DIY Fabric Table Squares
Here I am to tackle my first DIY project for the wedding reception, table squares! When I started browsing Pinterest and the web for centerpiece ideas, I saw a few “tablescapes” that really jumped out at me. What I liked about them was the contrast between the table cloth and the fabric table squares underneath the centerpiece.
Image via Junebug Weddings
I own a sewing machine and can pretty much sew a straight line (well, relatively straight anyway), so I figured this was something I could take on myself! The image above is the actual fabric I ended up purchasing, but in black instead of navy. I’ll be using this fabric to make table squares for the round dinner tables at our reception. Dependent on how much left over fabric I have, I will probably make a runner for some of the other long rectangle tables.
I purchased the fabric from fabric.com, I chose this site because I have ordered from them before and I have always been pleased. In addition, they accept returns within 30 days and pay the return shipping as well.
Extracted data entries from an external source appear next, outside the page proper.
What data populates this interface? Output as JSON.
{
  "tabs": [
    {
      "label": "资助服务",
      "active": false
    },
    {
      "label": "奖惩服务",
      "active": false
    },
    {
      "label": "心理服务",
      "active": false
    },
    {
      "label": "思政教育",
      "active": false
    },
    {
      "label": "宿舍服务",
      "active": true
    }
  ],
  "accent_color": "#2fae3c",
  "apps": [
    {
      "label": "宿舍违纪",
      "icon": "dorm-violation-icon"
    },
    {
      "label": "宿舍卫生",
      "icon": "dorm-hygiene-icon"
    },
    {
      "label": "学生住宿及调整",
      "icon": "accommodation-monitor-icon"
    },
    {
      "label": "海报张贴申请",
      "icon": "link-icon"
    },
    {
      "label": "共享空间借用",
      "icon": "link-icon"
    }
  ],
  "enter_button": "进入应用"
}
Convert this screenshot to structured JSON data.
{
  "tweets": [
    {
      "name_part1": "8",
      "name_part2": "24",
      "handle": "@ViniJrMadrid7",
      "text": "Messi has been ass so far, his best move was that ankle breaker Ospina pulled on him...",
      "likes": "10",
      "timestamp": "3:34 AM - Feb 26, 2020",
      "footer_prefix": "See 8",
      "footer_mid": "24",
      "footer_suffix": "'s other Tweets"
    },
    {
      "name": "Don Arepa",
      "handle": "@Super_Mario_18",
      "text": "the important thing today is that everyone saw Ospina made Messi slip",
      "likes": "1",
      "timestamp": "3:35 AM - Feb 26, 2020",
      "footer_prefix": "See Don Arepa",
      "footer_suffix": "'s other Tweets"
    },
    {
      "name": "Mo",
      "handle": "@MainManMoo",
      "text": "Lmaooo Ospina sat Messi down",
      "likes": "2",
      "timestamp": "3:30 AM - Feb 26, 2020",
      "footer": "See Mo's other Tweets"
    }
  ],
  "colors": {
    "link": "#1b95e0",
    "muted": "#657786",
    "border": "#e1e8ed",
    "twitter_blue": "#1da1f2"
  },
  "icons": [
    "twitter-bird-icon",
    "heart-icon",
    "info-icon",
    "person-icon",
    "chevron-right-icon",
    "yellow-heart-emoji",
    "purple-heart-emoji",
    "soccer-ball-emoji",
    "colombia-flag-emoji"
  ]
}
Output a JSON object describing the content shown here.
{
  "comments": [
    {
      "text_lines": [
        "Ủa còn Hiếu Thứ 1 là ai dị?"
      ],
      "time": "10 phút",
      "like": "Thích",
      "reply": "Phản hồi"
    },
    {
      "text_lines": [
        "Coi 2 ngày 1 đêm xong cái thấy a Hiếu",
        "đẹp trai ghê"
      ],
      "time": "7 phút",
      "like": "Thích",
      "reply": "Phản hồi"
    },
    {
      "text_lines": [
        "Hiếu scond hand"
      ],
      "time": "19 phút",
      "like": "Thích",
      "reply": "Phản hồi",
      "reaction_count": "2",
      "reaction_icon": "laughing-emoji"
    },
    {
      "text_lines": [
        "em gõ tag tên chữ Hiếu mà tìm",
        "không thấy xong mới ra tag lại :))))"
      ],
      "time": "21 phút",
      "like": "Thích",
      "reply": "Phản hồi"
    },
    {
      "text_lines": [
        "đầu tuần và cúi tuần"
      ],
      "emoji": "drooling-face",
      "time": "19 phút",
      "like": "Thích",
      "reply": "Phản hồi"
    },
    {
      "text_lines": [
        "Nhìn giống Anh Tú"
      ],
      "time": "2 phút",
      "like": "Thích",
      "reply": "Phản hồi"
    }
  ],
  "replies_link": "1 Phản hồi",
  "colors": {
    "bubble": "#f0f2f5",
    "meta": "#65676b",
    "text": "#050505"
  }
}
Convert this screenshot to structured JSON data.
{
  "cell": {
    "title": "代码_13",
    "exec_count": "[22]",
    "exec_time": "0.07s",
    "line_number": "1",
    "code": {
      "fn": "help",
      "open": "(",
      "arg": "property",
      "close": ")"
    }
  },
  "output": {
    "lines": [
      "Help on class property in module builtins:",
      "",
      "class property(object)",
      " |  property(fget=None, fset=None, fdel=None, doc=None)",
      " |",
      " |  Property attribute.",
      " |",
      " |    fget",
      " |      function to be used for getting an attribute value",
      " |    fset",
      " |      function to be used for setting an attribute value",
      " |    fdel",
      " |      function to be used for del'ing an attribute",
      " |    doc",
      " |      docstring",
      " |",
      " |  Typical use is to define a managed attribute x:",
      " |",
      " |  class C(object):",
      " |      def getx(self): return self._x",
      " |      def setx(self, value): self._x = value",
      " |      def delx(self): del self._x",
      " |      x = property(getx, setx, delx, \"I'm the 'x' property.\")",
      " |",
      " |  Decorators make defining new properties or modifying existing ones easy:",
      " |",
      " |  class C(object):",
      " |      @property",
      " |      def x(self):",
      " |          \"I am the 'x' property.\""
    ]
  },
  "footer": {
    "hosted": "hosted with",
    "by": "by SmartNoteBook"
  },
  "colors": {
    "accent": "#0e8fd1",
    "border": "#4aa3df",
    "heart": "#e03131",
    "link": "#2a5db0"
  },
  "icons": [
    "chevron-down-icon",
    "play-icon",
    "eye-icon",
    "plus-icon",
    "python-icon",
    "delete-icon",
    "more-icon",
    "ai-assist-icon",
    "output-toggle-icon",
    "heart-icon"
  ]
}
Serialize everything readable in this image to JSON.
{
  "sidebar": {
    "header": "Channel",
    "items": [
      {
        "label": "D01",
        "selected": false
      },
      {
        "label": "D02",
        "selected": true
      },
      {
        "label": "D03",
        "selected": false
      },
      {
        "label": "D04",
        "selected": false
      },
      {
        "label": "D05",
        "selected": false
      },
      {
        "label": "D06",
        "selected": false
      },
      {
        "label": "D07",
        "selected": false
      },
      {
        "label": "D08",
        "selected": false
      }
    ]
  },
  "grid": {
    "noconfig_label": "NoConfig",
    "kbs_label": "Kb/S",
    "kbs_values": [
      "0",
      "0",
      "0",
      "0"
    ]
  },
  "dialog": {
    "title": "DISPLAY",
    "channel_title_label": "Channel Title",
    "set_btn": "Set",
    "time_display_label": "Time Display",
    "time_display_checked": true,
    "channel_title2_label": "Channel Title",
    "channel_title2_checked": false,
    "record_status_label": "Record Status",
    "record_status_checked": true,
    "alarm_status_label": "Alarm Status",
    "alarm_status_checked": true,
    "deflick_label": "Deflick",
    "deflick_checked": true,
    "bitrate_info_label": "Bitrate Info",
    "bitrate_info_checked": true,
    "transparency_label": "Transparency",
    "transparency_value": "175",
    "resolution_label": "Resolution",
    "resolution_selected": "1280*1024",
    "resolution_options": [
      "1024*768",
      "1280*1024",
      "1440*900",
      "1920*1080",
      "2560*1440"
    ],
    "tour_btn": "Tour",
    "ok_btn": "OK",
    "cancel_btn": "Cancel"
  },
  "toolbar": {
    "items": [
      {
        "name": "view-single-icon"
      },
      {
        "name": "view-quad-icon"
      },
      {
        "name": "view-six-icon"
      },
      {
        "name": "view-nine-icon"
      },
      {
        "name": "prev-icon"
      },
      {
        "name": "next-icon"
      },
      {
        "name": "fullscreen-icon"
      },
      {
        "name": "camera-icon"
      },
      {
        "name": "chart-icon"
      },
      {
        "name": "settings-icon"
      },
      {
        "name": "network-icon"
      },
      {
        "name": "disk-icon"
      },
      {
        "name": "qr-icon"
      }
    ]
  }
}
The prices are also pretty good when you shop around.
There are varying sizes of table squares online, I looked at Etsy to get an idea of some dimensions, they vary from 18-24″ so I started with the 18″ and will probably also make a 20″ square and then test them on our tables next time we visit the site. When we met with our catering manager, she let us know that often brides will use dinner napkins as a table square and we saw some photos of that in her albums, a dinner napkin is about 18″ square.
Here is the tutorial if you plan to make your own table squares, you only need a few items to do this project:
- Sewing machine
- Matching thread
- Pins (not really necessary if you have the iron)
- Iron (makes sewing the edge a little easier and can replace pins and help you create a straighter line)
I purchased 6 yards of fabric (note: the fabric I purchased is 54″ wide because it’s a home decor fabric) and that will be MORE than enough. The fabric was $7.50 per yard and I found a discount code on retailmenot.com, so it was even less than that. For me, I’d much rather order extra than not have enough. I knew that there were other ways I could use the fabric (runners, and other decor, gifts, etc.). I could probably have purchased about 3 yards of fabric and been just fine with that amount.
To start, I marked my fabric to be cut. The first table square I made was 18″ square, so I cut the fabric to 19″ square giving me a 1/2 inch seam allowance. You can see the faint green line on the fabric above.
Then I cut the fabric into the 19″ square. Tip: I’ve heard that scissors used on fabric should not be used on paper because it will dull the blades.
Once the fabric was cut, I used my ruler and iron to create a 1/2 inch seam. I clearly made some errors in measuring, because my seams ended up being uneven, but you can only tell on the other side. Originally, I pinned the seam allowance, but realized I wasn’t getting as straight of an edge using the pins, so I opted to iron my seams instead.
Once I had the edge ironed, I did a straight stitch down the side with the seam about 1/4 inch in. I repeated this on all 4 sides. I backstitched on the edges so that the stitch would hold. Once I completed all the sides, I burned the excess threads. Flipped to the right side an voila – table square done!
To give you a better idea of how I plan to use it, I scoured the house for some centerpiece stand-ins just to see what the scale looked like and I’m pretty happy with it. However, I’m still going to make a 20″ version so I can see them on the table. I figured I saved myself about $50 by making these myself. The Etsy seller I linked to sells a 24″ table square for $8 each. I’d need 8-10 of them for my reception tables. I can make 10 table squares from about 3 yards of fabric, so that’s about $20 worth of fabric. So I saved myself at least the difference! Woo hoo! If you don’t own a sewing machine, I imagine you could use hem tape and end up with a similar result!
Anyone else out there make their own table squares? Any tips for me or our readers?